Executive Summary
https://transitionsecurity.org/mining-for-war/
Driven by concerns about supply chain vulnerabilities amid escalating great power competition with China, the Pentagon is accelerating efforts to secure access to the so-called critical minerals, which are essential to military industries. Central to this push is a ramped-up effort to stockpile these materials within the Defense Logistics Agency (DLA) National Defense Stockpile. The Pentagon’s expanding demand for critical minerals risks diverting vital resources away from civilian decarbonisation initiatives and accelerating militarised competition at a time when global collaboration is essential for a just climate transition. When industrial strategy is shaped by military and national security priorities, it not only entrenches geopolitical conflict but also distorts pathways for equitable climate action, redirecting public resources and state capacity away from the broader demands of rapid and just decarbonisation. This briefing examines how the Pentagon’s role in mineral supply chains, particularly through stockpiling, challenges the global energy transition.
Key findings:
- Since the passage of the One Big Beautiful Bill Act, which earmarked billions of dollars to bolster the National Defense Stockpile, the DLA has solicited contracts to stockpile a growing list of critical minerals, including several materials essential to the energy transition.
- The DLA plans to stockpile almost 7,500 metric tons of cobalt. That amount of cobalt could be used instead to produce 80.2 gigawatt hours of battery capacity — more than double existing energy storage.
- The DLA’s planned cobalt and graphite stockpiles could be used instead to produce approximately 100,000 electric buses — fifteen times more than are currently in operation across the United States.
The global transition to low carbon energy hinges on access to minerals which are vital components of renewable technologies. Estimates suggest that at least thirty energy transition minerals and metals (ETMs), such as lithium, cobalt, graphite and rare earth elements (REE), form the material basis of the energy transition. 1 Many of these same materials are also used to manufacture military technologies: everything from precision-guided weaponry and advanced communication systems to an emerging arsenal of military technologies such as AI-driven autonomous warfare platforms. Virtually every modern weapons system relies on mineral components. 2 The US government refers to these materials as “critical minerals”, where “criticality” is defined by a material’s economic or national security importance and susceptibility to supply disruptions. 3 Such designations authorize new modes of state intervention to ensure access and production, such as financial support, regulatory fast-tracking and other market-crafting efforts. 4 While there are overlaps, shorthanded in this briefing as “dual-use”, not all decidedly “critical” minerals are ETMs, nor are all ETMs captured within US critical mineral lists.
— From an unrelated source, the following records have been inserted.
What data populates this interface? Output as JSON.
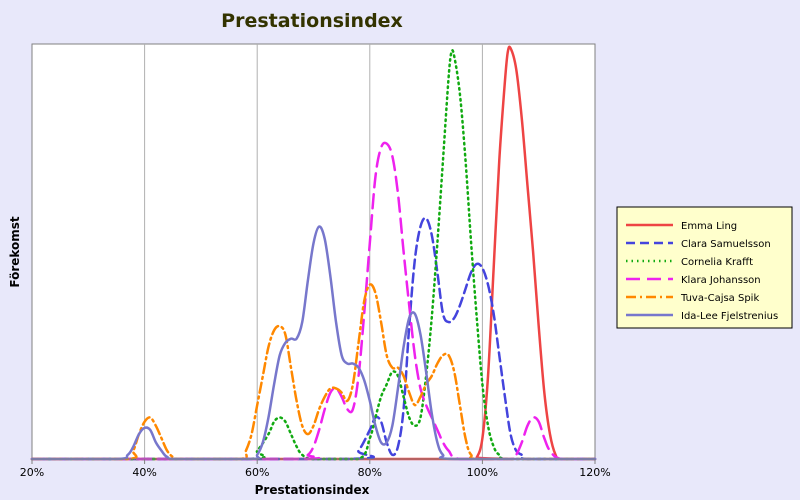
{
  "chart_data": {
    "type": "line",
    "title": "Prestationsindex",
    "xlabel": "Prestationsindex",
    "ylabel": "Förekomst",
    "xlim": [
      0.2,
      1.2
    ],
    "ylim": [
      0,
      1.0
    ],
    "xticks": [
      {
        "value": 0.2,
        "label": "20%"
      },
      {
        "value": 0.4,
        "label": "40%"
      },
      {
        "value": 0.6,
        "label": "60%"
      },
      {
        "value": 0.8,
        "label": "80%"
      },
      {
        "value": 1.0,
        "label": "100%"
      },
      {
        "value": 1.2,
        "label": "120%"
      }
    ],
    "grid": {
      "vertical": true,
      "horizontal": false
    },
    "legend_position": "right",
    "series": [
      {
        "name": "Emma Ling",
        "color": "#ee4444",
        "dash": "solid",
        "points": [
          [
            0.2,
            0
          ],
          [
            0.98,
            0
          ],
          [
            0.99,
            0.004
          ],
          [
            1.0,
            0.05
          ],
          [
            1.01,
            0.2
          ],
          [
            1.02,
            0.46
          ],
          [
            1.03,
            0.72
          ],
          [
            1.04,
            0.91
          ],
          [
            1.045,
            0.98
          ],
          [
            1.05,
            0.99
          ],
          [
            1.06,
            0.94
          ],
          [
            1.07,
            0.82
          ],
          [
            1.08,
            0.66
          ],
          [
            1.09,
            0.5
          ],
          [
            1.1,
            0.32
          ],
          [
            1.11,
            0.16
          ],
          [
            1.12,
            0.06
          ],
          [
            1.13,
            0.01
          ],
          [
            1.14,
            0
          ],
          [
            1.2,
            0
          ]
        ]
      },
      {
        "name": "Clara Samuelsson",
        "color": "#4444dd",
        "dash": "dashed",
        "points": [
          [
            0.2,
            0
          ],
          [
            0.76,
            0
          ],
          [
            0.78,
            0.02
          ],
          [
            0.8,
            0.07
          ],
          [
            0.81,
            0.1
          ],
          [
            0.82,
            0.09
          ],
          [
            0.83,
            0.04
          ],
          [
            0.84,
            0.01
          ],
          [
            0.85,
            0.03
          ],
          [
            0.86,
            0.12
          ],
          [
            0.87,
            0.32
          ],
          [
            0.88,
            0.48
          ],
          [
            0.89,
            0.56
          ],
          [
            0.9,
            0.58
          ],
          [
            0.91,
            0.54
          ],
          [
            0.92,
            0.45
          ],
          [
            0.93,
            0.35
          ],
          [
            0.94,
            0.33
          ],
          [
            0.95,
            0.34
          ],
          [
            0.96,
            0.37
          ],
          [
            0.97,
            0.41
          ],
          [
            0.98,
            0.45
          ],
          [
            0.99,
            0.47
          ],
          [
            1.0,
            0.46
          ],
          [
            1.01,
            0.42
          ],
          [
            1.02,
            0.35
          ],
          [
            1.03,
            0.25
          ],
          [
            1.04,
            0.15
          ],
          [
            1.05,
            0.06
          ],
          [
            1.06,
            0.02
          ],
          [
            1.07,
            0.01
          ],
          [
            1.08,
            0
          ],
          [
            1.2,
            0
          ]
        ]
      },
      {
        "name": "Cornelia Krafft",
        "color": "#11aa11",
        "dash": "dotted",
        "points": [
          [
            0.2,
            0
          ],
          [
            0.58,
            0
          ],
          [
            0.6,
            0.02
          ],
          [
            0.62,
            0.06
          ],
          [
            0.63,
            0.09
          ],
          [
            0.64,
            0.1
          ],
          [
            0.65,
            0.09
          ],
          [
            0.66,
            0.06
          ],
          [
            0.67,
            0.03
          ],
          [
            0.68,
            0.01
          ],
          [
            0.7,
            0
          ],
          [
            0.78,
            0
          ],
          [
            0.8,
            0.05
          ],
          [
            0.81,
            0.1
          ],
          [
            0.82,
            0.15
          ],
          [
            0.83,
            0.18
          ],
          [
            0.84,
            0.21
          ],
          [
            0.85,
            0.2
          ],
          [
            0.86,
            0.15
          ],
          [
            0.87,
            0.1
          ],
          [
            0.88,
            0.08
          ],
          [
            0.89,
            0.1
          ],
          [
            0.9,
            0.2
          ],
          [
            0.91,
            0.34
          ],
          [
            0.92,
            0.52
          ],
          [
            0.93,
            0.72
          ],
          [
            0.94,
            0.92
          ],
          [
            0.945,
            0.98
          ],
          [
            0.95,
            0.97
          ],
          [
            0.96,
            0.88
          ],
          [
            0.97,
            0.72
          ],
          [
            0.98,
            0.52
          ],
          [
            0.99,
            0.34
          ],
          [
            1.0,
            0.18
          ],
          [
            1.01,
            0.08
          ],
          [
            1.02,
            0.03
          ],
          [
            1.03,
            0.01
          ],
          [
            1.05,
            0
          ],
          [
            1.2,
            0
          ]
        ]
      },
      {
        "name": "Klara Johansson",
        "color": "#ee22ee",
        "dash": "longdash",
        "points": [
          [
            0.2,
            0
          ],
          [
            0.67,
            0
          ],
          [
            0.69,
            0.01
          ],
          [
            0.7,
            0.03
          ],
          [
            0.71,
            0.07
          ],
          [
            0.72,
            0.12
          ],
          [
            0.73,
            0.16
          ],
          [
            0.74,
            0.17
          ],
          [
            0.75,
            0.15
          ],
          [
            0.76,
            0.12
          ],
          [
            0.77,
            0.12
          ],
          [
            0.78,
            0.2
          ],
          [
            0.79,
            0.35
          ],
          [
            0.8,
            0.52
          ],
          [
            0.81,
            0.68
          ],
          [
            0.82,
            0.75
          ],
          [
            0.83,
            0.76
          ],
          [
            0.84,
            0.73
          ],
          [
            0.85,
            0.64
          ],
          [
            0.86,
            0.5
          ],
          [
            0.87,
            0.37
          ],
          [
            0.88,
            0.25
          ],
          [
            0.89,
            0.17
          ],
          [
            0.9,
            0.13
          ],
          [
            0.91,
            0.1
          ],
          [
            0.92,
            0.07
          ],
          [
            0.93,
            0.04
          ],
          [
            0.94,
            0.02
          ],
          [
            0.96,
            0
          ],
          [
            1.05,
            0
          ],
          [
            1.06,
            0.01
          ],
          [
            1.07,
            0.04
          ],
          [
            1.08,
            0.08
          ],
          [
            1.09,
            0.1
          ],
          [
            1.1,
            0.09
          ],
          [
            1.11,
            0.05
          ],
          [
            1.12,
            0.02
          ],
          [
            1.14,
            0
          ],
          [
            1.2,
            0
          ]
        ]
      },
      {
        "name": "Tuva-Cajsa Spik",
        "color": "#ff8800",
        "dash": "dashdot",
        "points": [
          [
            0.2,
            0
          ],
          [
            0.37,
            0
          ],
          [
            0.38,
            0.02
          ],
          [
            0.39,
            0.06
          ],
          [
            0.4,
            0.09
          ],
          [
            0.41,
            0.1
          ],
          [
            0.42,
            0.08
          ],
          [
            0.43,
            0.05
          ],
          [
            0.44,
            0.02
          ],
          [
            0.45,
            0.005
          ],
          [
            0.46,
            0
          ],
          [
            0.57,
            0
          ],
          [
            0.58,
            0.02
          ],
          [
            0.59,
            0.06
          ],
          [
            0.6,
            0.13
          ],
          [
            0.61,
            0.2
          ],
          [
            0.62,
            0.27
          ],
          [
            0.63,
            0.31
          ],
          [
            0.64,
            0.32
          ],
          [
            0.65,
            0.3
          ],
          [
            0.66,
            0.22
          ],
          [
            0.67,
            0.14
          ],
          [
            0.68,
            0.08
          ],
          [
            0.69,
            0.06
          ],
          [
            0.7,
            0.08
          ],
          [
            0.71,
            0.12
          ],
          [
            0.72,
            0.15
          ],
          [
            0.73,
            0.17
          ],
          [
            0.74,
            0.17
          ],
          [
            0.75,
            0.16
          ],
          [
            0.76,
            0.14
          ],
          [
            0.77,
            0.18
          ],
          [
            0.78,
            0.28
          ],
          [
            0.79,
            0.38
          ],
          [
            0.8,
            0.42
          ],
          [
            0.81,
            0.4
          ],
          [
            0.82,
            0.33
          ],
          [
            0.83,
            0.25
          ],
          [
            0.84,
            0.22
          ],
          [
            0.85,
            0.22
          ],
          [
            0.86,
            0.2
          ],
          [
            0.87,
            0.16
          ],
          [
            0.88,
            0.13
          ],
          [
            0.89,
            0.15
          ],
          [
            0.9,
            0.18
          ],
          [
            0.91,
            0.2
          ],
          [
            0.92,
            0.23
          ],
          [
            0.93,
            0.25
          ],
          [
            0.94,
            0.25
          ],
          [
            0.95,
            0.21
          ],
          [
            0.96,
            0.13
          ],
          [
            0.97,
            0.05
          ],
          [
            0.98,
            0.01
          ],
          [
            1.0,
            0
          ],
          [
            1.2,
            0
          ]
        ]
      },
      {
        "name": "Ida-Lee Fjelstrenius",
        "color": "#7777cc",
        "dash": "solid",
        "points": [
          [
            0.2,
            0
          ],
          [
            0.35,
            0
          ],
          [
            0.37,
            0.01
          ],
          [
            0.38,
            0.03
          ],
          [
            0.39,
            0.06
          ],
          [
            0.4,
            0.075
          ],
          [
            0.41,
            0.07
          ],
          [
            0.42,
            0.04
          ],
          [
            0.43,
            0.02
          ],
          [
            0.44,
            0.005
          ],
          [
            0.46,
            0
          ],
          [
            0.59,
            0
          ],
          [
            0.6,
            0.01
          ],
          [
            0.61,
            0.04
          ],
          [
            0.62,
            0.1
          ],
          [
            0.63,
            0.18
          ],
          [
            0.64,
            0.25
          ],
          [
            0.65,
            0.28
          ],
          [
            0.66,
            0.29
          ],
          [
            0.67,
            0.29
          ],
          [
            0.68,
            0.33
          ],
          [
            0.69,
            0.43
          ],
          [
            0.7,
            0.52
          ],
          [
            0.71,
            0.56
          ],
          [
            0.72,
            0.53
          ],
          [
            0.73,
            0.44
          ],
          [
            0.74,
            0.33
          ],
          [
            0.75,
            0.25
          ],
          [
            0.76,
            0.23
          ],
          [
            0.77,
            0.23
          ],
          [
            0.78,
            0.22
          ],
          [
            0.79,
            0.19
          ],
          [
            0.8,
            0.14
          ],
          [
            0.81,
            0.08
          ],
          [
            0.82,
            0.04
          ],
          [
            0.83,
            0.04
          ],
          [
            0.84,
            0.08
          ],
          [
            0.85,
            0.17
          ],
          [
            0.86,
            0.27
          ],
          [
            0.87,
            0.34
          ],
          [
            0.88,
            0.35
          ],
          [
            0.89,
            0.3
          ],
          [
            0.9,
            0.21
          ],
          [
            0.91,
            0.11
          ],
          [
            0.92,
            0.04
          ],
          [
            0.93,
            0.01
          ],
          [
            0.95,
            0
          ],
          [
            1.2,
            0
          ]
        ]
      }
    ]
  }
}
Beyond military applications, some of these same minerals are increasingly in demand for civilian technologies such as semiconductors, large-scale data centres and AI computing infrastructure, further intensifying competition for constrained supply chains. 5 As demand grows, global supply chains for these materials face mounting pressures, driven less by geological scarcity at present than by limited refining and processing capacity and the potential for future market volatility. In the United States, efforts to secure critical minerals are increasingly driven by concerns over China’s dominance in mineral markets and the perceived strategic vulnerabilities this creates amid intensifying great power rivalry — a posture that has not only persisted, but escalated across the first Trump, Biden, and now second Trump administrations. Washington is ramping up stockpiles, forging trade deals, investing in domestic production and even taking equity stakes in mineral companies to “onshore” supply and assert dominance over mineral supply chains. 6 By exerting control over the sourcing and distribution of critical minerals, the Pentagon is diverting materials away from civilian-led decarbonisation efforts while maintaining its role as the world’s largest consumer of fossil fuels and a major driver of climate change. 7
This briefing considers the US military’s role in driving extractive demand by analysing recent procurement activity by the Defense Logistics Agency (DLA), with a focus on critical and dual-use minerals. These materials are increasingly relevant not only to military supply chains and digitalisation but also to civilian renewable energy technologies, raising urgent questions about how resources are allocated and for what interests. Given the significant social and environmental harms associated with large-scale mining, mineral resources should be directed towards socially useful sectors. Advancing a just energy transition requires strong environmental regulation and enforcement, along with coordinated planning across sectors to support a sustainable industrial strategy, which centres equity, reduces emissions and directs public investment toward long-term green transformation. 8 By analysing recent trends in the DLA’s stockpiling of critical and dual-use minerals, this briefing demonstrates the US military’s expanding influence over mineral supply chains and associated risks to the energy transition and global resource governance.